Spontaneous Evolution: Our Positive Future

(And A Way To Get There From Here)

by Bruce Lipton and Steve Bhaerman

Hay House, 2009.

I highly recommend this book, which I consider to be a tour de force, exploring all aspects of humanity’s life-or-death dilemmas today, as well as the evolutionary and social history that brought us to this point, and our prospects for a Great Turning. Lipton offers his understanding of biology, neuroscience, and their effects on behavior, while Bhaerman (a.k.a. Swami Beyondananda) contributes his perspectives on social structure, politics, and economics, as well as his comic sense of word play. 

Every now and then while reading, I had to set the book down and let my mind reverberate with the implications of what I’d just read.  Sometimes, those reverberations were difficult to put into words, but I can almost tangibly feel them working in my subconscious.  In writing this short review, I needed to keep re-reading key passages, because the information is so mind-blowing, it’s a bit hard to retain!  The old paradigms and assumptions keep reasserting themselves.

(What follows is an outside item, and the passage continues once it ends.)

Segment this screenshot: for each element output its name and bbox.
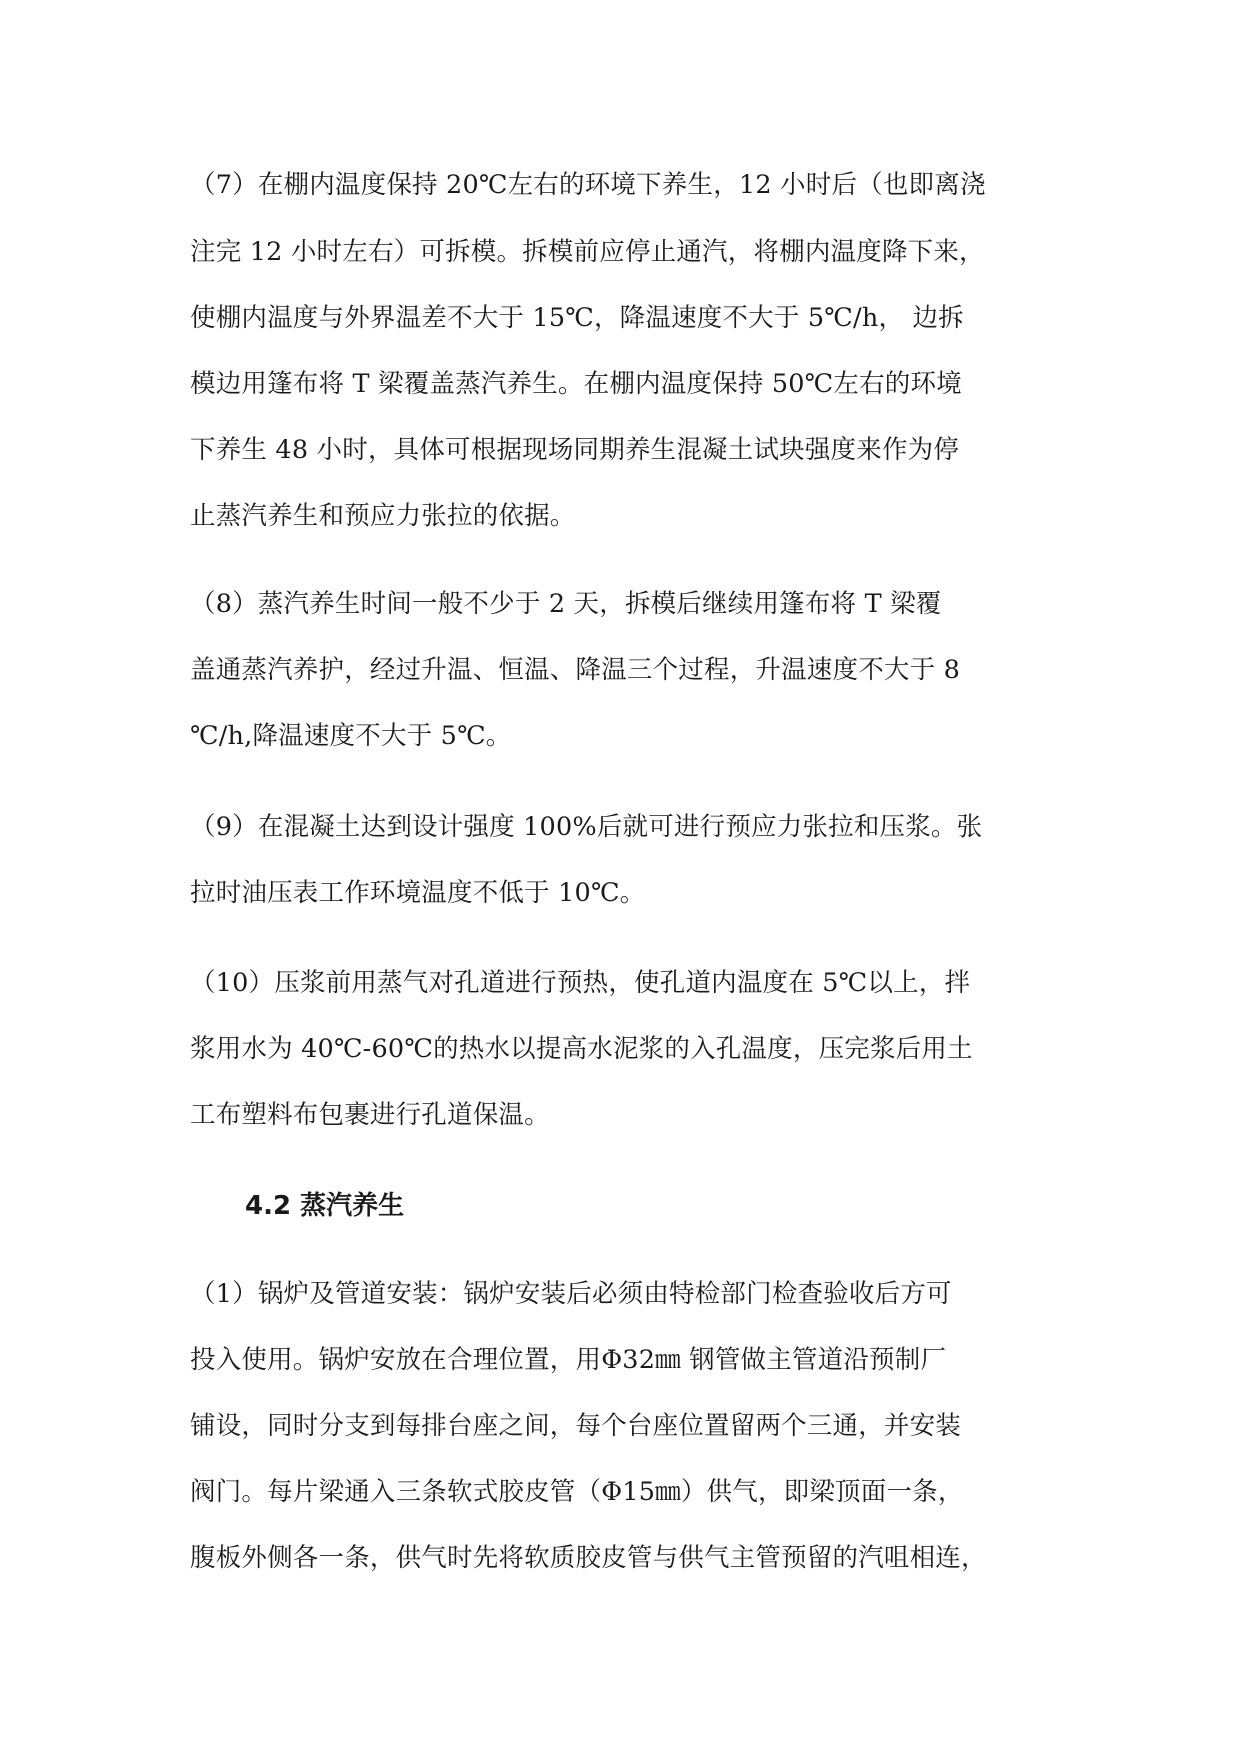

And the book explains why this happens, how belief shapes so many aspects of our lives.  “The battle we face now is not against some external king, but rather against our own internal conscious and unconscious limitations, against our distorted misperception of human nature and human potential” (p. 65) 

The authors discuss in depth four key “myth-perceptions of the Apocalypse”:  Only Matter Matters, Survival of the Fittest, It’s in Your Genes, and Evolution is Random (pp. 85-204).  I found that I already “know” that these ain’t necessarily so, but because such beliefs are widely held in our society, they no doubt influence me. I often wondered, “Do people really believe these things?” but then I see the effects in the world around me—especially in the greedy behavior of corporations I discussed above. 

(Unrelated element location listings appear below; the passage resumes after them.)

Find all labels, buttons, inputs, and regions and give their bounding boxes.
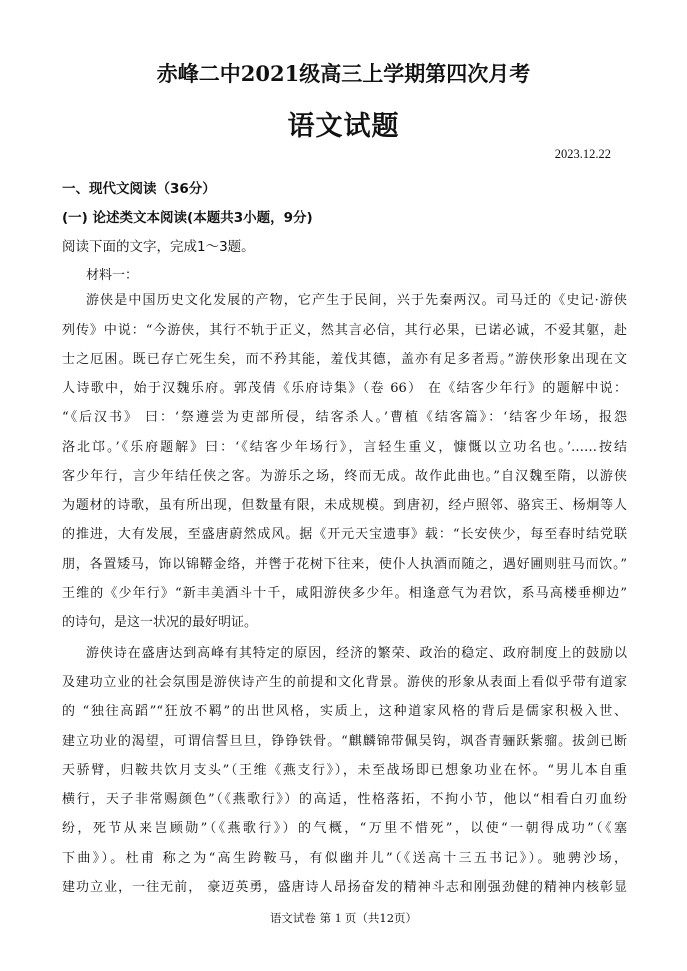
body-line: 建功立业，一往无前， 豪迈英勇，盛唐诗人昂扬奋发的精神斗志和刚强劲健的精神内核彰显 bbox=[62, 880, 627, 895]
instruction-text: 阅读下面的文字，完成1～3题。 bbox=[62, 239, 255, 255]
body-line: 游侠是中国历史文化发展的产物，它产生于民间，兴于先秦两汉。司马迁的《史记·游侠 bbox=[86, 293, 627, 308]
sub-section-heading: (一) 论述类文本阅读(本题共3小题，9分) bbox=[62, 210, 313, 226]
body-line: 及建功立业的社会氛围是游侠诗产生的前提和文化背景。游侠的形象从表面上看似乎带有道家 bbox=[62, 675, 627, 690]
material-label: 材料一： bbox=[86, 268, 139, 283]
body-line: 天骄臂，归鞍共饮月支头”（王维《燕支行》），未至战场即已想象功业在怀。“男儿本自重 bbox=[62, 763, 627, 778]
subject-title: 语文试题 bbox=[287, 111, 400, 142]
body-line: 建立功业的渴望，可谓信誓旦旦，铮铮铁骨。“麒麟锦带佩吴钩，飒沓青骊跃紫骝。拔剑已断 bbox=[62, 734, 627, 749]
footer-page-number: 1 bbox=[334, 910, 342, 925]
body-line: 士之厄困。既已存亡死生矣，而不矜其能，羞伐其德，盖亦有足多者焉。”游侠形象出现在文 bbox=[62, 352, 627, 367]
body-line: 朋，各置矮马，饰以锦鞯金络，并辔于花树下往来，使仆人执酒而随之，遇好圃则驻马而饮。” bbox=[62, 557, 627, 572]
body-line: 横行，天子非常赐颜色”（《燕歌行》）的高适，性格落拓，不拘小节，他以“相看白刃血纷 bbox=[62, 792, 627, 807]
body-line: 的诗句，是这一状况的最好明证。 bbox=[62, 615, 258, 630]
body-line: “《后汉书》 曰：‘祭遵尝为吏部所侵，结客杀人。’曹植《结客篇》：‘结客少年场，报怨 bbox=[62, 410, 627, 425]
footer-prefix: 语文试卷 第 bbox=[269, 911, 332, 925]
body-line: 客少年行，言少年结任侠之客。为游乐之场，终而无成。故作此曲也。”自汉魏至隋，以游侠 bbox=[62, 469, 627, 484]
section-heading: 一、现代文阅读（36分） bbox=[62, 181, 216, 197]
body-line: 的 “独往高蹈”“狂放不羁”的出世风格，实质上，这种道家风格的背后是儒家积极入世、 bbox=[62, 704, 627, 719]
body-line: 人诗歌中，始于汉魏乐府。郭茂倩《乐府诗集》（卷 66） 在《结客少年行》的题解中说： bbox=[62, 381, 627, 396]
footer-suffix: 页（共12页） bbox=[344, 911, 418, 925]
exam-date: 2023.12.22 bbox=[554, 147, 611, 161]
body-line: 列传》中说：“今游侠，其行不轨于正义，然其言必信，其行必果，已诺必诚，不爱其躯，赴 bbox=[62, 323, 627, 338]
page-footer bbox=[0, 910, 687, 926]
body-line: 纷，死节从来岂顾勋”（《燕歌行》）的气概，“万里不惜死”，以使“一朝得成功”（《塞 bbox=[62, 821, 627, 836]
body-line: 的推进，大有发展，至盛唐蔚然成风。据《开元天宝遗事》载：“长安侠少，每至春时结党联 bbox=[62, 527, 627, 542]
body-line: 王维的《少年行》“新丰美酒斗十千，咸阳游侠多少年。相逢意气为君饮，系马高楼垂柳边” bbox=[62, 586, 627, 601]
body-line: 洛北邙。’《乐府题解》曰：‘《结客少年场行》，言轻生重义，慷慨以立功名也。’……按结 bbox=[62, 440, 627, 455]
body-line: 游侠诗在盛唐达到高峰有其特定的原因，经济的繁荣、政治的稳定、政府制度上的鼓励以 bbox=[86, 646, 627, 661]
body-line: 为题材的诗歌，虽有所出现，但数量有限，未成规模。到唐初，经卢照邻、骆宾王、杨炯等人 bbox=[62, 498, 627, 513]
school-title: 赤峰二中2021级高三上学期第四次月考 bbox=[156, 61, 531, 86]
body-line: 下曲》）。杜甫 称之为“高生跨鞍马，有似幽并儿”（《送高十三五书记》）。驰骋沙场， bbox=[62, 851, 627, 866]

Lipton and Bhaerman explore how belief shapes our lives on a cellular, even genetic level—it’s really amazing!  They explain how the new science of “epigenetics” is transforming biomedical science, with the discovery that  “environmental signals control gene activity” (p. 132).  And these environmental signals, in turn, come from a whole complex of neurological/biochemical/physiological responses to—guess what!—beliefs held in the “mind” and their correlates in the nervous system and brain.  The description of all these interactions doesn’t seem the slightest bit reductionistic to me; on the contrary, I find the whole business rather spiritual, demonstrating the Intelligence at work in all life.

One concept that probably blew my mind more than any other in this book arises out of the insights of fractal geometry applied to cellular biology.  Quite a leap, huh?  It has to do, among other things, with the surface area of cell membranes, and the “perception proteins” that form a monolayer in the membrane.  I really can’t find any way to summarize this concept, so I can only suggest you read pages 228-229 for just one example of the authors’ ability to bring apparently disparate branches of knowledge together into a paradigm-shifting gestalt.

Early in the book, Lipton and Bhaerman declare, “Becoming conscious of our subconscious beliefs and programming is the gateway to spontaneous evolution.”  This book certainly helped me in that direction, and leaves me with a well-grounded hope that the Intelligence that got us this far can prevail, especially if we humans take responsibility for our belief systems and their effects on our own lives and the living systems of Earth.  The authors suggest that we “embrace our power with all due humility,” reminding us that “everything we do individually to become more coherent and compassionate will reverberate in the field like ripples on a pond.  Like begats like.  As you sow, so shall you reap.”

Read the book for some refreshing evidence of our capacity to evolve and transform individually and collectively, and some indicators of how we can more actively do so.